Sebagai bentuk dukungan untuk mendorong pelaksanan hasil GST, maka dibentuklah the Independent Global Stocktake (iGST), sebuah konsorsium organisasi masyarakat sipil yang mengawasi, mengevaluasi dan mendukung aksi iklim pemerintah masing-masing negaranya dalam memenuhi komitmen Persetujuan Paris. iGST memiliki beberapa regional hub di seluruh dunia, termasuk di Asia Tenggara. The Southeast Asia Hub (SEA Hub), dipimpin Institute for Climate and Sustainable Cities (ICSC) dari Filipina dan Institute for Global and Environmental Strategies (IGES) dari Jepang. iGST SEA Hub ini memiliki tujuan untuk menyediakan wadah bagi organisasi-organisasi Asia Tenggara untuk menyuarakan masukannya terhadap kebijakan iklim pemerintahnya. Institute for Essential Services Reform (IESR) ikut serta dalam iGST SEA Hub sebagai anggota.
Di tahun 2024, iGST SEA Hub telah bekerja sama dengan berbagai organisasi Asia Tenggara untuk menyelaraskan kebijakan iklim nasional dan regional dengan GST outcomes, sehingga kebijakan iklim ke depannya terinformasikan dengan baik hasil dari outcomes tersebut. Sebagai kegiatan puncak, iGST SEA Hub mengadakan lokakarya berjudul “Translating the Outcomes of the Global Stocktake into Regional and National Contexts” pada tanggal 16-17 Oktober 2024 di Manila, Filipina.

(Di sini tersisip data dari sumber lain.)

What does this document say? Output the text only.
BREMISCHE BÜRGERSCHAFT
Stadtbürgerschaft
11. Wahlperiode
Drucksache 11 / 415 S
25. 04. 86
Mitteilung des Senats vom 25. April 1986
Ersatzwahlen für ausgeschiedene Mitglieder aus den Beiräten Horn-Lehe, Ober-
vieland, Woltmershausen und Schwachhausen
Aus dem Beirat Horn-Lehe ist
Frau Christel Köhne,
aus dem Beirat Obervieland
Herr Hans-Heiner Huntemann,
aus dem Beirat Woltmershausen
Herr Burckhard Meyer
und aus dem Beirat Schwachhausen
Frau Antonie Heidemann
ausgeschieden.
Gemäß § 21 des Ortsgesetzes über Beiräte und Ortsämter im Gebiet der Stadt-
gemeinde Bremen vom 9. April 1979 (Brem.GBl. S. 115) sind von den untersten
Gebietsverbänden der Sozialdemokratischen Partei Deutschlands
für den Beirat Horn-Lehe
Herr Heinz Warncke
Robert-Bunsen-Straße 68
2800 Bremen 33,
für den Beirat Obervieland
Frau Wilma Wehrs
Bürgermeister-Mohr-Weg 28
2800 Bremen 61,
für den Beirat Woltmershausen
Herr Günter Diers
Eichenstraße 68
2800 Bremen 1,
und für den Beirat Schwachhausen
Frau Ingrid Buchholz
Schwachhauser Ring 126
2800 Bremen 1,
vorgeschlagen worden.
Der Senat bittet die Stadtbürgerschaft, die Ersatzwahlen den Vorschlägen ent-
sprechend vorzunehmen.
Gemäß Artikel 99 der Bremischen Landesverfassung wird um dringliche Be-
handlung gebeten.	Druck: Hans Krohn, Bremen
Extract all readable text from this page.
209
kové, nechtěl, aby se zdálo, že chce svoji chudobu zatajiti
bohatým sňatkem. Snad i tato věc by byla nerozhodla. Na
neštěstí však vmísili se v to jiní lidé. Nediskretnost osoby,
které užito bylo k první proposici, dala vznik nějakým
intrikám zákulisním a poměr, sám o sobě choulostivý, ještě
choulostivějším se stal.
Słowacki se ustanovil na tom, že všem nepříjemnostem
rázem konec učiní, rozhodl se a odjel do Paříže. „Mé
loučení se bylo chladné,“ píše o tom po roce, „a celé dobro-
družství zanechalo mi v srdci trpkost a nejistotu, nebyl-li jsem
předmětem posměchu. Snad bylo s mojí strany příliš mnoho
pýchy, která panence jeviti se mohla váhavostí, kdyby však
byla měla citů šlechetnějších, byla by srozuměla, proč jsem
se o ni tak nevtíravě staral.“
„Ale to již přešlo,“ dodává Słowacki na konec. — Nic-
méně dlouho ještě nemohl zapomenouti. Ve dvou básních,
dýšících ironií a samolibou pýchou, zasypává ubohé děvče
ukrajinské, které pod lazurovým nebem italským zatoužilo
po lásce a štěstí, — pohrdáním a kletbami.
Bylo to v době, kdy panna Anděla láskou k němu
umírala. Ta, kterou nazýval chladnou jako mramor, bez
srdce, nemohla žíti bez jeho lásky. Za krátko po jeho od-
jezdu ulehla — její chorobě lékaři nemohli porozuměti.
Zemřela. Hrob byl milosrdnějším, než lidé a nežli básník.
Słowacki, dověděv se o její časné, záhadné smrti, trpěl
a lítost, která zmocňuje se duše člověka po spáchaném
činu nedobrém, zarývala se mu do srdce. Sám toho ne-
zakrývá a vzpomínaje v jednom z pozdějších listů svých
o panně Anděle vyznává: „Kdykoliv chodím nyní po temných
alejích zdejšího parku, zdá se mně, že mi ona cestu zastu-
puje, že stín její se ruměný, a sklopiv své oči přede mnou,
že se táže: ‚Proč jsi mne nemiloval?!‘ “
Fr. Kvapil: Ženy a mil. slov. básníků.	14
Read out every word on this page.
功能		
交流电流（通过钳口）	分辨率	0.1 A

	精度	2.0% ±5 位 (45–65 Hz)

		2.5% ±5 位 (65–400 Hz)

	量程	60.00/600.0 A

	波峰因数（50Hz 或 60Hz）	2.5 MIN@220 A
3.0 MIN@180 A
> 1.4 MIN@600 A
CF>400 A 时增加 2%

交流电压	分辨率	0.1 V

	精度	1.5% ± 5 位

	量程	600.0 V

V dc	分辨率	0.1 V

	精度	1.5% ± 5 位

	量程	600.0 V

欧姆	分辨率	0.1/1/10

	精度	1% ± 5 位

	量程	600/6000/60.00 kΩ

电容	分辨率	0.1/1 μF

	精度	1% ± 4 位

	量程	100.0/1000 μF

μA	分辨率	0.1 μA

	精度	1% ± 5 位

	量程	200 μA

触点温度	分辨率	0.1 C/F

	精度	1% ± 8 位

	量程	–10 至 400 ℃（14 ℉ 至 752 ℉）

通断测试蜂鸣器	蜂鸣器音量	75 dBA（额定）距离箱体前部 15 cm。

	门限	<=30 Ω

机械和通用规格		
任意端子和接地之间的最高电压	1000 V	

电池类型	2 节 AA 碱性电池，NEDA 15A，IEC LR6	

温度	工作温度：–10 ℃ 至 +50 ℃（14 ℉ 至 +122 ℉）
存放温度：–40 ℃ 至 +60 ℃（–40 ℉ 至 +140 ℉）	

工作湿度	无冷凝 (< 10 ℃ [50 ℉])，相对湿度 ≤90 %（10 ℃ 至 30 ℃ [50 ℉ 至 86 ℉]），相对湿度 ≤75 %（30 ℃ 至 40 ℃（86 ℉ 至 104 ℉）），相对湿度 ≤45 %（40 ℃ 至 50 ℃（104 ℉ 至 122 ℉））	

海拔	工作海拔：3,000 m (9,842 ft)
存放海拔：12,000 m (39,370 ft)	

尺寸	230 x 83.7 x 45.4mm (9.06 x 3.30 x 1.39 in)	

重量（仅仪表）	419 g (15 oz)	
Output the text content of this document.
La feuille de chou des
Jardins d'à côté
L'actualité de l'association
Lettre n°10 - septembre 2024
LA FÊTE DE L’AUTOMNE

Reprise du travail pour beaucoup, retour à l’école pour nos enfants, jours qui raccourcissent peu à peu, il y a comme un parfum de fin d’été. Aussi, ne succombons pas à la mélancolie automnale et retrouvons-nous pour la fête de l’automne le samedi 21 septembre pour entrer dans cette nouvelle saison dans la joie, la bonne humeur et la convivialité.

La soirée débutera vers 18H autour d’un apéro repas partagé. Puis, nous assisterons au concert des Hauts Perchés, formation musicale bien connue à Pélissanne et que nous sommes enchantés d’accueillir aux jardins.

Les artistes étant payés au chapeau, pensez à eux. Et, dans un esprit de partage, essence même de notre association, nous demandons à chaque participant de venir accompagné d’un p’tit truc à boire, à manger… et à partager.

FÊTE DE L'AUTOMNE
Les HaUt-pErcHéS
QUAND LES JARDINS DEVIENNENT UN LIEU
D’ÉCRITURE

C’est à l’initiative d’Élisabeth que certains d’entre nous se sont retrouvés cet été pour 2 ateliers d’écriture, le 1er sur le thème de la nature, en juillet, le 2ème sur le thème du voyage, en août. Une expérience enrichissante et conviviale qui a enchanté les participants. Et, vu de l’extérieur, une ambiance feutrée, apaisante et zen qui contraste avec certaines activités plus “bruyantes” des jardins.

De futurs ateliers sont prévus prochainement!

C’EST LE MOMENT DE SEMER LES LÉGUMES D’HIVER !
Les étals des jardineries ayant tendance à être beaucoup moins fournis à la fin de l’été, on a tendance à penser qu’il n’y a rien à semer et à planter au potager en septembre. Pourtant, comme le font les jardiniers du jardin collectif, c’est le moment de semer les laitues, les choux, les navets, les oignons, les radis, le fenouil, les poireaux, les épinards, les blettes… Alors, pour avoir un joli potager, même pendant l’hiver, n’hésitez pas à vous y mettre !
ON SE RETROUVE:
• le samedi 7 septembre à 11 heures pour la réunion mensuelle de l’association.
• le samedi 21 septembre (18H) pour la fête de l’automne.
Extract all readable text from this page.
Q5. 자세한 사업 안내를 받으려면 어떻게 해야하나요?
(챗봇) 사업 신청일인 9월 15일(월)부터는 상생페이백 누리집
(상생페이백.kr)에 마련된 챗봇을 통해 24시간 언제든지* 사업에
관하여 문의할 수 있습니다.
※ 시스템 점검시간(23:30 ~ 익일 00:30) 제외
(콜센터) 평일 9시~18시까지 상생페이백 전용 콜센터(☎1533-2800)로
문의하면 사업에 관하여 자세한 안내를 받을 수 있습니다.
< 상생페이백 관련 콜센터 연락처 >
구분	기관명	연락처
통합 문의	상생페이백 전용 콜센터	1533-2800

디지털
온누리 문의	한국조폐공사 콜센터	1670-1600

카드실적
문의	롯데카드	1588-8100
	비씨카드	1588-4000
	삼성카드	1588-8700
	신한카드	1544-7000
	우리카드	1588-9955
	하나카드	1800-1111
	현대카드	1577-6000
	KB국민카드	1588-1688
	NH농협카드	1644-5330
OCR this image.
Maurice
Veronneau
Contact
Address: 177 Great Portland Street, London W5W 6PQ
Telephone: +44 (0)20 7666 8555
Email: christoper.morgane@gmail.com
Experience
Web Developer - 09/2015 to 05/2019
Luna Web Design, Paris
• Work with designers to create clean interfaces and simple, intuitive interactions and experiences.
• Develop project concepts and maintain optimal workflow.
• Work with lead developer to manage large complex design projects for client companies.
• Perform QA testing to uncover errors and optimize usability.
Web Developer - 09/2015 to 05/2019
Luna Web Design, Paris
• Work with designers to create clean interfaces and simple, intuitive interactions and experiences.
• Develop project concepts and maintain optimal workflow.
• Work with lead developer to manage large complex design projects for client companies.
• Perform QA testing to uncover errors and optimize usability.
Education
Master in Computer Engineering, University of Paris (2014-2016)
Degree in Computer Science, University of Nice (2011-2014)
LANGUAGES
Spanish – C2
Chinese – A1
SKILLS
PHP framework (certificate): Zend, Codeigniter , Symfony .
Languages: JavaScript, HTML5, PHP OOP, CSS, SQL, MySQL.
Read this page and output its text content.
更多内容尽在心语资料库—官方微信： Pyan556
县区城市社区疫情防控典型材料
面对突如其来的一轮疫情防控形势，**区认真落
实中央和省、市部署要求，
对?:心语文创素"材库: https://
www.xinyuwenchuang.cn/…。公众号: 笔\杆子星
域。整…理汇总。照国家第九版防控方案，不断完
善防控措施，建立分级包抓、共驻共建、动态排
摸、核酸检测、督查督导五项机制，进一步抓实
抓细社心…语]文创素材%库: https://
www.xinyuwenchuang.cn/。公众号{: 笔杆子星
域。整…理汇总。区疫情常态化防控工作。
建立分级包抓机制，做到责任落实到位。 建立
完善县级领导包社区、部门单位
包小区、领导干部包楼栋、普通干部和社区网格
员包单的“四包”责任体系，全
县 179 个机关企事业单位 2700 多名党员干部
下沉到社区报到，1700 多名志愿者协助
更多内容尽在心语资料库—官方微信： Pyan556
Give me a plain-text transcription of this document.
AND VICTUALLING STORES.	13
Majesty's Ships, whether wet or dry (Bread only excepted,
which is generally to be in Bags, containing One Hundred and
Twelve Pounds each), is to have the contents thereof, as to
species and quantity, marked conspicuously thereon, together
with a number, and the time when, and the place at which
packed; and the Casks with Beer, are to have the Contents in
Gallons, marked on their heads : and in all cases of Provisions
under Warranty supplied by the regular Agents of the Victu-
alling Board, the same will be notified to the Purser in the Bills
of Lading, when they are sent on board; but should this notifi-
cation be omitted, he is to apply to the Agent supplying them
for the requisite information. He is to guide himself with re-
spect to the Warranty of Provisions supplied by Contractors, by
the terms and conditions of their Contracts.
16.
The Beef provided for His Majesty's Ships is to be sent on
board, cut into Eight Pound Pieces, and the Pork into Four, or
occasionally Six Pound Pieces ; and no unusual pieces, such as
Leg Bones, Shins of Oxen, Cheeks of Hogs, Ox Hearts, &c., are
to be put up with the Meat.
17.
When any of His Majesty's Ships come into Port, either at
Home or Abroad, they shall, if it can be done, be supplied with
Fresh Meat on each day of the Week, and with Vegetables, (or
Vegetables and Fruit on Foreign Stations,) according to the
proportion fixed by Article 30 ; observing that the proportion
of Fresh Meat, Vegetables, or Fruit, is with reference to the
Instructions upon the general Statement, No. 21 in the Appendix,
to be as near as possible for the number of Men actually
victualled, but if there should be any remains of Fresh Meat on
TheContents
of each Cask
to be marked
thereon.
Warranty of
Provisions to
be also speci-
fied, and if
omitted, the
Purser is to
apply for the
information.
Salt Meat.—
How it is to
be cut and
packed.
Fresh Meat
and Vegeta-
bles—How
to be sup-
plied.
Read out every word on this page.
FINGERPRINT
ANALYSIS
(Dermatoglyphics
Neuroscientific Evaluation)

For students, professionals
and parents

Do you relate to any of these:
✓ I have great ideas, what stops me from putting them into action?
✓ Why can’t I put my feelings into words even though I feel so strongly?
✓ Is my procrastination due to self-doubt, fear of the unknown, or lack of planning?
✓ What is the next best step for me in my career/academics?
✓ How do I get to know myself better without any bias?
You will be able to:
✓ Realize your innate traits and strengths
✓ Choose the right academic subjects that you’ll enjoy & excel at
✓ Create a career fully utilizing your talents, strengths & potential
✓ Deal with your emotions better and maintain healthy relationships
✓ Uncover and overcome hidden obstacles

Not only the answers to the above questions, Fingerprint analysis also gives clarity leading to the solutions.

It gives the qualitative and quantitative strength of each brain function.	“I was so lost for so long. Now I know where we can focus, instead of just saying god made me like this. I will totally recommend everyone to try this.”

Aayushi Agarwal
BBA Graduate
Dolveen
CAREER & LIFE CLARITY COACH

Lokakarya ini memaparkan temuan dari studi kasus sektoral dan penilaian Nationally Determined Contribution (NDC) yang kemudian didiskusikan untuk membentuk rekomendasi kebijakan di Asia Tenggara.
Delima Ramadhani, Koordinator Kebijakan Iklim, IESR dalam presentasinya mengatakan, transisi energi di Indonesia berjalan dengan lambat. Selain itu, target penurunan emisi Indonesia dalam draft dokumen Second Nationally Determined Contribution (SNDC), masih belum sejalan dengan target 1,5oC Persetujuan Paris.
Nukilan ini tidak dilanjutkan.